– Отзовись, – тихо сказал Петрович, стоя совсем рядом. Ствол автомата чуть подрагивал, но было видно – держит оружие он достаточно крепко.
После моего болезненного бреда испугаться больше казалось невозможным, но я оцепенела. Я поняла, что он ищет не для того, чтобы помочь, – вовсе нет! Он ищет, чтобы убить. И от выстрелов меня отделяет совсем немного: вот он сделал еще один шаг, к счастью, чуть в сторону, заслонив собой лампу.
– Где же ты есть?.. – прошептал Петрович. – Все равно найду, Даша. Больше никого. Все равно, Дашуня… Мы последние пациенты, мы должны остаться здесь.
Догорающий под узкой полоской дыма дом в глубине деревеньки привлек мое внимание. Деревня явно жилая, да вот незадача – пожар. Наверное, даже погиб кто-нибудь, если выскочить не успели. Впрочем, не мое дело.
Опасливо выбравшиеся на обочину из кривой улочки мужики, среди которых вооружен был только один, курили и что-то вполголоса обсуждали, провожая меня взглядами. Один присмотрелся ко мне и злобно плюнул в сторону – ну да, чужаков здесь не любят. Или это лично я им не понравилась? Никаких вопросов мне не задали, да я и не собиралась на них отвечать. Как бы в спину не выстрелили…
Впрочем, обошлось.
Хрум-м-м! Ветка на дереве слева треснула от мороза, а я при этом вспомнила, чем кончилась жизнь в убежище под больницей.
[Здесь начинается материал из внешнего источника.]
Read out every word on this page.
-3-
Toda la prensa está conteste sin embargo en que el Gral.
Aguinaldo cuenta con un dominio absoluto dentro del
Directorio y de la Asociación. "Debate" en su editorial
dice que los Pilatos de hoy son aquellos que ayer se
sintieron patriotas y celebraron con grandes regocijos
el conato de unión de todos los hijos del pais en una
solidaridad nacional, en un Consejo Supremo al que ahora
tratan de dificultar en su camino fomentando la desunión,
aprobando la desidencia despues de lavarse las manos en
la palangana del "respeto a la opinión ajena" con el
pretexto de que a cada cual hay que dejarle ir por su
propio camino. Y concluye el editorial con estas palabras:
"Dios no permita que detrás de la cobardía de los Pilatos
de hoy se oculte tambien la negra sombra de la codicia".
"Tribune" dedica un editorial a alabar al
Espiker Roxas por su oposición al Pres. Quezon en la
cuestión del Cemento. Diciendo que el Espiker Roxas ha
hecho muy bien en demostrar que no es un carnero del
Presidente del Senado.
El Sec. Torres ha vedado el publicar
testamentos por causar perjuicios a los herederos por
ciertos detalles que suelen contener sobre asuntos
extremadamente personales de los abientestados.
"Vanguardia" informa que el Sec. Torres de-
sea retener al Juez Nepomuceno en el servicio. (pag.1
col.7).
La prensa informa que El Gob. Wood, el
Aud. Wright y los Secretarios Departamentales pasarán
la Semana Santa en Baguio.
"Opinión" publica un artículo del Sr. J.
Нащупать нож, лежавший в кучке моих вещей возле кровати, оказалось непросто. Руки не слушались, было страшно издать хоть звук – Петрович стоял рядом. Но справилась, вот она, рукоятка, в кажущихся чужими онемевших пальцах.
– Никого больше нет, никого… – шептал охранник. – Отзовись, Даша. А потом я и… себя, зачем нам, таким, жить?
Умудрившись беззвучно сползти с кровати в другую, противоположную от него сторону, я затихла, крепко сжимая нож. Меня мутило, болела голова и жутко хотелось пить, но я лежала и ждала. Молча. Тихо. Как… мертвая. Только обычно покойники не выжидают момент для нападения, а так – очень похоже.
Он услышал меня одновременно с моментом нападения, резко дернул автомат и уперся стволом мне в грудь, когда я уже выбросила вперед руку с ножом. В шею, иначе не успею… Автомат щелкнул, сухо, будто кашлянул. Но выстрела не слышно – бойку просто не по чему было бить. А я попала, куда целилась: голова Петровича откинулась назад, из раны хлынула кровь. Почти черная в полутьме палаты, ударила неожиданно сильной струей. Артерию перебила, наверное, молодец. Я в анатомии не сильна.
– Да… ша… – прохрипел он. Кровь пошла изо рта, пузырясь, пачкая небритый подбородок.
Автомат упал на пол, едва не отбив мне ноги. Петрович постоял, бессмысленно задрав невидящее лицо, дернулся и упал на спину, ударившись о соседнюю кровать. Кажется, все…
Я вытерла измазанные в крови руки об одеяло, которым перед тем была укрыта, – вряд ли оно мне понадобится. Стала одеваться, почти в темноте: лампа доедала последние капли масла, фитиль трещал, а пламя то угасало полностью, то вдруг – но ненадолго – вспыхивало ярче.
Ботинки налезли с трудом – видимо, распухли ноги. Но я не обращала внимания на такие мелочи. Надо пройтись по палатам, по всему убежищу. Спасти тех, кто еще жив.
Схватила банку с отстоявшейся водой и жадно, обливая подбородок, выпила два литра почти залпом. Вытерла лицо рукой, удивившись мельком шершавой коже под пальцами.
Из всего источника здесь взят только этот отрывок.